More television work followed, including helping David Croft on Dad's Army and Are You Being Served?. Tomlinson also provided choral music for The Ken Dodd Show, The Goodies, The Two Ronnies (he was the soloist in the St Botolph Country Dance Team's rendition of 'Bold Sir John') and Only Fools and Horses, and there were musical contributions to documentaries such as Himalaya with Michael Palin, Timeshift, and The Amazing Race Australia.

==Peter Warlock==
Tomlinson had a lifelong interest in the music of Peter Warlock and Bernard van Dieren. He acted as the chairman of the Peter Warlock Society for 25 years, producing editions of Warlock scores, and wrote several books about the composer, including A Peter Warlock Handbook (1974, 1977) and Warlock and van Dieren, with a van Dieren Catalogue (1978). His Centenary 'Curlew' Companion was arranged as a continuous suite of Warlock songs using the same instrumentation as The Curlew.

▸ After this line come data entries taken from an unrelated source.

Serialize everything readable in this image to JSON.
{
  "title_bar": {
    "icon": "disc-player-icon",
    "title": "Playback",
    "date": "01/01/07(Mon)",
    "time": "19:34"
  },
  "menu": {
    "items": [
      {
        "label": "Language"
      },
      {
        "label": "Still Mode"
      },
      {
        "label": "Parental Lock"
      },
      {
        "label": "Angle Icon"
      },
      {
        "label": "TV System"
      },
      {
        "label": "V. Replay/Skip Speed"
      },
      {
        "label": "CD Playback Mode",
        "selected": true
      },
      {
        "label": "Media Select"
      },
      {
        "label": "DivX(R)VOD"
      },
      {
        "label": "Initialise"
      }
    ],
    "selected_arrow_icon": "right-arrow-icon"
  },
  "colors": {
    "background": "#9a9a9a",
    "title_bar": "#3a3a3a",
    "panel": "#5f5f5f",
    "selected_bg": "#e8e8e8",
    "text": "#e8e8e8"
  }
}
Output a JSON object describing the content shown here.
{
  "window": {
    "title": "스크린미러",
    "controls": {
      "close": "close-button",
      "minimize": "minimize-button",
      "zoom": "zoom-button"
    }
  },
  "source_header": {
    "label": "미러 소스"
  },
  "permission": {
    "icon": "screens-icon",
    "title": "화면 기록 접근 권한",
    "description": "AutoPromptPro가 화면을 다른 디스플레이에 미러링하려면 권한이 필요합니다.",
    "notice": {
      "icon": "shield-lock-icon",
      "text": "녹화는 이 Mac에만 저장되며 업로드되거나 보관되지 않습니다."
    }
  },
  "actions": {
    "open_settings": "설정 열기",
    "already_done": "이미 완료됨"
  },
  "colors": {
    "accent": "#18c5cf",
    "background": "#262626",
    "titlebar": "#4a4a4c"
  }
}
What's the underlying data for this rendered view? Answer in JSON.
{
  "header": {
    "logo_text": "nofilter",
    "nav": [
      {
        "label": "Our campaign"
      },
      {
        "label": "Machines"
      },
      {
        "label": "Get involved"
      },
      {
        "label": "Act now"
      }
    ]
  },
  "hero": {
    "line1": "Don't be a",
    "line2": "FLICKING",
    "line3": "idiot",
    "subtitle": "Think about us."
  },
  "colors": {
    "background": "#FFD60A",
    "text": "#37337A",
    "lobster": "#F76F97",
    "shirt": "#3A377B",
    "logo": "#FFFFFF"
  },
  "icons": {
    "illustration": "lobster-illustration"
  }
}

In 1971 Tomlinson put together a recording of drinking songs by Warlock, based on an anthology Warlock had compiled in 1929 using the name Rab Noolas (Saloon Bar written backwards). It was originally issued by Unicorn, and reissued in 2024 by Convivium.

==Personal life==
Tomlinson married Pamela Mellor during the mid-1950s, having met her in Leeds. She sang as an alto with the Fred Tomlinson Singers. They had two daughters: Bridget (1957 – 6 October 1990) who died in a car crash; and Deborah, a sufferer from Rett syndrome, who died in 2011. Tomlinson died aged 88 on 17 July 2016 at his home in Walnut Way, Ruislip, after a long illness.